You don't have to love every aspect of breastfeeding to feel sad in its absence. Usually, weaning brings about many mixed emotions, whether it's mother-led or child-led. Those who feel upset about breastfeeding before or after weaning, however, are most likely experiencing "booby blues." It's a less talked about maternal emotional condition, but one that has thankfully become more mainstream in recent years. And the symptoms of booby blues are similar to other forms of depression, which makes it helpful if you're looking out for it.
"We often hear about postpartum depression in new moms, but weaning from nursing can also lead to depression in moms often referred to as the 'booby blues,'" Kimberly Hershenson, a therapist specializing in motherhood issues, tells Romper. There is, however, one major difference between the two forms of depression. "Unlike postpartum depression, which can take months or even longer to recover from, the booby blues seem to resolve within weeks as women's hormones rebalance," Hershenson says. This is encouraging news for anyone that thinks they might have booby blues as it seems the issue can be taken care of fairly quickly. The bad news is that, because hormones are at play, any mother that's breastfeeding could end up struggling with the condition. No one is immune to it.
Thankfully, there are some signs to watch out for. Here are five red flags of booby blues that will help you feel less alone, and may even motivate you to seek support from a loved one or professional therapist if you need it.
1. You Feel Dread and Anxiety Every Day
According to Very Well, breastfeeding mothers release oxytocin, the love hormone, into their bodies constantly when they feed their babies. Once a mother stops breastfeeding her oxytocin levels tank, effectively taking that euphoric, loving feeling with it.
"When weaning the body’s chemistry changes, some women experience dramatic changes that can include a sense of dread or anxiety," Leigh Anne O'Connor, an international board certified lactation consultant, tells Romper. As explained on the Anxiety and Depression Association of America website, it's abnormal to feel anxiety when no threat is present. Additionally, it's concerning if you have irrational and excessive dread when facing daily activities. If you're weaning and can't see to cope or feel like these feelings are paralyzing you, it might be time to seek professional help.

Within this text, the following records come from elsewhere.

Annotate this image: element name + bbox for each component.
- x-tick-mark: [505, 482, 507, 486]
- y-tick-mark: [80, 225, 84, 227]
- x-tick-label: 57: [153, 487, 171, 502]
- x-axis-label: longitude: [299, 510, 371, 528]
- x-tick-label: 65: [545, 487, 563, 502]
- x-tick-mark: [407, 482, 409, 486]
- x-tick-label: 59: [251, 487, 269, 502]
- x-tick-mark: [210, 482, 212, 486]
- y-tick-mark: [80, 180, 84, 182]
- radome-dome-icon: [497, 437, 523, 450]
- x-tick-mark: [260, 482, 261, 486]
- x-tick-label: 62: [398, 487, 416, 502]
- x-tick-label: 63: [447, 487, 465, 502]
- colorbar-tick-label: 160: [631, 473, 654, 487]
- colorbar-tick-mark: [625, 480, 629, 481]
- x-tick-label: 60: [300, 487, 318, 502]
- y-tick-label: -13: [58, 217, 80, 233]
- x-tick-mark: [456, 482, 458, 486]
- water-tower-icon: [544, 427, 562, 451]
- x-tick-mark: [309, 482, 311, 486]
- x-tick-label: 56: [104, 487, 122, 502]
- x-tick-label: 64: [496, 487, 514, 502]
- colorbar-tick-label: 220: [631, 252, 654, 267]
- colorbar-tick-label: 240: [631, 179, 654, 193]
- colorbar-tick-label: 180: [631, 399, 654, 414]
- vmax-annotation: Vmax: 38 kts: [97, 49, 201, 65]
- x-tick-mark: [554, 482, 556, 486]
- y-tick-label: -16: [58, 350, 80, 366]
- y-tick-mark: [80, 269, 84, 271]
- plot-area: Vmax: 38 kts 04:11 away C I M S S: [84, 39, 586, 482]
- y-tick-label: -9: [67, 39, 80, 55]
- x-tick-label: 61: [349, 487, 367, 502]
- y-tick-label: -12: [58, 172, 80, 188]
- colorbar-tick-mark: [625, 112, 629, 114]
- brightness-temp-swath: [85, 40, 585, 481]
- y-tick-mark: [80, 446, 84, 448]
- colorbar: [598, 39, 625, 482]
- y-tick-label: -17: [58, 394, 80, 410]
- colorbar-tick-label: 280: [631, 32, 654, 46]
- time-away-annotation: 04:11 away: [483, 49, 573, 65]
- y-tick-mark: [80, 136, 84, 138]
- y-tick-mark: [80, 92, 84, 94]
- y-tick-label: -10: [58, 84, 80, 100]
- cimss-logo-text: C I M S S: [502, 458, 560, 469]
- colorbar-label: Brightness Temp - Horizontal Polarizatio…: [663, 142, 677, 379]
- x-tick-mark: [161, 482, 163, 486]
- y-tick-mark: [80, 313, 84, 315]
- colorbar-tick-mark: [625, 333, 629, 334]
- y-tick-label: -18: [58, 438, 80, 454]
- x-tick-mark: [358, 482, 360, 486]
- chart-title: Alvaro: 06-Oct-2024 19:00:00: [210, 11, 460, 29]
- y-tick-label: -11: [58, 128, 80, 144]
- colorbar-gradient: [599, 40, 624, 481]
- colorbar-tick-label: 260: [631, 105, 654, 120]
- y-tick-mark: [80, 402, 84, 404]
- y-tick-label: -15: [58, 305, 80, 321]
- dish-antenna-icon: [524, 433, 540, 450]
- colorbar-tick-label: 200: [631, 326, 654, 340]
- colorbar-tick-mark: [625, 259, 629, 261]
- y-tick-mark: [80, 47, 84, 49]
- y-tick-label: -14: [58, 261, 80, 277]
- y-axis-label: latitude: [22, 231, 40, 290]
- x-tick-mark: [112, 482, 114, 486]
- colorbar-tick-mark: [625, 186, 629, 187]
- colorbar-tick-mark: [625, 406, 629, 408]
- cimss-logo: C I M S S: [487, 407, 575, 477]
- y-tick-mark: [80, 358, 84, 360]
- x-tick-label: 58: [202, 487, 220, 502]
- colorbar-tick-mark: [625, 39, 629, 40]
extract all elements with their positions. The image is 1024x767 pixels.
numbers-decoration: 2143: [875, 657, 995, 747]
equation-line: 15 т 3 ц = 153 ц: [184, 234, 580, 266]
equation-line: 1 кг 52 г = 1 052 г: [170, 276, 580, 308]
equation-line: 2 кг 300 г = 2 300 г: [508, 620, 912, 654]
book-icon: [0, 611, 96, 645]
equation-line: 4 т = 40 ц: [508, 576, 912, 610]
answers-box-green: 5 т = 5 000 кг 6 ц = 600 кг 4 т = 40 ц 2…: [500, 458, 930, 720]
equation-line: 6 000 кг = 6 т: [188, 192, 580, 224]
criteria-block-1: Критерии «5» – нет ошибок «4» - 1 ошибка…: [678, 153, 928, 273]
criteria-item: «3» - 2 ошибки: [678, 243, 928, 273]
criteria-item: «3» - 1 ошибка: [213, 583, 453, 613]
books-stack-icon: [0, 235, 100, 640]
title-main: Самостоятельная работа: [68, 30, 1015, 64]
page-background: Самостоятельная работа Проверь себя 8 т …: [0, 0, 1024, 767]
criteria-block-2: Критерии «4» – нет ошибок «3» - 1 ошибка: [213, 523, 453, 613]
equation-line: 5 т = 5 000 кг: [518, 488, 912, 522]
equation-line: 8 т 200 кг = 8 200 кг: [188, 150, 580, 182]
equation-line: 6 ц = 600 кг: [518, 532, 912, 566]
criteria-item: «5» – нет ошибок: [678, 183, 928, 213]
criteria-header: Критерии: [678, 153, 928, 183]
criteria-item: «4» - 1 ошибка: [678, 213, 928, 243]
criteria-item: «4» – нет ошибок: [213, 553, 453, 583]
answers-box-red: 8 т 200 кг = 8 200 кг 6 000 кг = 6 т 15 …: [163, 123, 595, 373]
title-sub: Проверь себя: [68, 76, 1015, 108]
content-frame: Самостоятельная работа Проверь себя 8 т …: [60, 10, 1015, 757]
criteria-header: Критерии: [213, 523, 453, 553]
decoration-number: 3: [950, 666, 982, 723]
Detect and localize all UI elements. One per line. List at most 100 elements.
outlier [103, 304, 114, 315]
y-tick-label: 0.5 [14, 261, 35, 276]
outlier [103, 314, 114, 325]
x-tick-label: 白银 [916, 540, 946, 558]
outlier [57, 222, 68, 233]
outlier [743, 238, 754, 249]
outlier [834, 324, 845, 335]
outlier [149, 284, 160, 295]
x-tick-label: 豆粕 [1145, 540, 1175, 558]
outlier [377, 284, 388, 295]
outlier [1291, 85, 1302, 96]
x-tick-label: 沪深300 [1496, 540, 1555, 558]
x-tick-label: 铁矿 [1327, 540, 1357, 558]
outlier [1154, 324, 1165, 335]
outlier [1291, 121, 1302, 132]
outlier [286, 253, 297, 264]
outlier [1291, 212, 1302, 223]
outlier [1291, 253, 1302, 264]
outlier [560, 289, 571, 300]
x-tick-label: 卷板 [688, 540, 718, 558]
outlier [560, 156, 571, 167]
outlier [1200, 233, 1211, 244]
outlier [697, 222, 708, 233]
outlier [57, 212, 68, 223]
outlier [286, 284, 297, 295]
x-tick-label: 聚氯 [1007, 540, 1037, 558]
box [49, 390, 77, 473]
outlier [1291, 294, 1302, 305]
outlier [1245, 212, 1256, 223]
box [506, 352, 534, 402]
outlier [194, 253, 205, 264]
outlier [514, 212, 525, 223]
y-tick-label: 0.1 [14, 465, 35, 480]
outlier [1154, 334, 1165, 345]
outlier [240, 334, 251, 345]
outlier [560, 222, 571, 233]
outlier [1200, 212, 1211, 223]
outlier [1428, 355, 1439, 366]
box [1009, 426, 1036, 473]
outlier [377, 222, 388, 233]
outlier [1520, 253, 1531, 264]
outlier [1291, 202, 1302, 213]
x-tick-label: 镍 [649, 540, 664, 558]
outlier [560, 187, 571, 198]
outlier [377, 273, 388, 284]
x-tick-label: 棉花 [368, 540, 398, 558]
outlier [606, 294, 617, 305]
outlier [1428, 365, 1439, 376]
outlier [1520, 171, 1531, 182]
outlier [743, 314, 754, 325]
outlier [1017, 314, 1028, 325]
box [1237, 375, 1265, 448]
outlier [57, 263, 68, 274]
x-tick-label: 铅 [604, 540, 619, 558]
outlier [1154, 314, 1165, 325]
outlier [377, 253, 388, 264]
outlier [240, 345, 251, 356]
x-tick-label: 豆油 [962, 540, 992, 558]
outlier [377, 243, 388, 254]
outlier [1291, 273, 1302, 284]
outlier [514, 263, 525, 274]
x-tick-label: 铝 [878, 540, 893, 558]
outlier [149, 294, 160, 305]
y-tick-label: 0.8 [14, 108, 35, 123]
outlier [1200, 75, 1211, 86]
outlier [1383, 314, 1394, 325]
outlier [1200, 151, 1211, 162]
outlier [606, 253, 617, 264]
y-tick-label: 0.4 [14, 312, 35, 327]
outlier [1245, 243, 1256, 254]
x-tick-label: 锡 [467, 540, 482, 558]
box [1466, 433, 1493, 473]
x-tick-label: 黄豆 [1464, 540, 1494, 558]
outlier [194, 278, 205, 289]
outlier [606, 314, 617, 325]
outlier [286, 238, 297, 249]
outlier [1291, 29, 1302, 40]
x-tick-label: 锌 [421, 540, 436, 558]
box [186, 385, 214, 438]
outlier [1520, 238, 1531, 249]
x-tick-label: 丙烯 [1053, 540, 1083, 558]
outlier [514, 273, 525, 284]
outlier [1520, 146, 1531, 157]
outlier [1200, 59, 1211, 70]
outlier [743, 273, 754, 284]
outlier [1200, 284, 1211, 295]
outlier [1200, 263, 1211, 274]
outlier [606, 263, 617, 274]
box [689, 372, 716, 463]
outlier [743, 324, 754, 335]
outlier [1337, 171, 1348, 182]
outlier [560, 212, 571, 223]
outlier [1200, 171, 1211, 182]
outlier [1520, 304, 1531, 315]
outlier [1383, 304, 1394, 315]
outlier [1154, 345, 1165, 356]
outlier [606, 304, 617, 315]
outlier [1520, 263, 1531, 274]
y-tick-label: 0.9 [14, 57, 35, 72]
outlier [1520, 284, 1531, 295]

2. You Have Feelings Of Intense Sadness
"The surges of the hormone oxytocin that come from the baby latching are no longer occurring," Hershenson says. "You now need to find ways to get oxytocin other than breastfeeding, such as exercising and being intimate with your partner." As mentioned earlier, the oxytocin drop off can create feelings of inexplicable sadness, but that doesn't mean you can't go make oxytocin another way. Besides sex and exercise, you can generate the production of the love hormone by hugging your baby, meditating, soaking in a hot bath, petting a dog, or simply sharing a meal with others, according to Psychology Today.
Another way to curb the sharp decline in oxytocin is to do gradual weaning from breastfeeding if you can, as explained on Kelly Mom. Going cold turkey can really put your body in flux and result in severe booby blues.
3. You Feel Disconnected From Baby
"Some moms may believe their bond with their baby is tied exclusively to breastfeeding," Hershenson says, which simply isn't true. There are other things ways you can connect with your baby while breastfeeding and once it's over. Her suggestion is to "engage in activities with your baby that enhance your one-on-one relationship with each other like doing tummy time, bathing, or cuddling together."
4. You Notice Mood Swings
If you're feeling a little Dr. Jekyll and Mr. Hyde after weaning this might be a sign you're experiencing booby blues.
"Due to hormone levels changing (primarily oxytocin and prolactin) you may feel anger, sadness and happiness all in a matter of hours," Hershenson says. She suggests you, "engage in self care whether it's a warm nightly bath, daily meditation, or a morning walk."
5. You're Not Sleeping
It's hard enough getting sleep with a baby in the house, which is why it's so important to make sure you're getting the most you can. If thoughts of sadness, anxiety, or dread about weaning are keeping you up at night, you might have booby blues. Many times, according to Web MD, depression and sleep issues go hand in hand.
Being sad during a transition or change is totally normal, but if it lasts for longer than a few weeks it might time to seek professional help from a therapist. It's also a good idea to write down your feelings in a journal, as well as, reach out to friends and family for support. There is no shame in going through booby blues. Being self aware and proactive about getting a support system in place early on, could make a huge difference in your recovery time.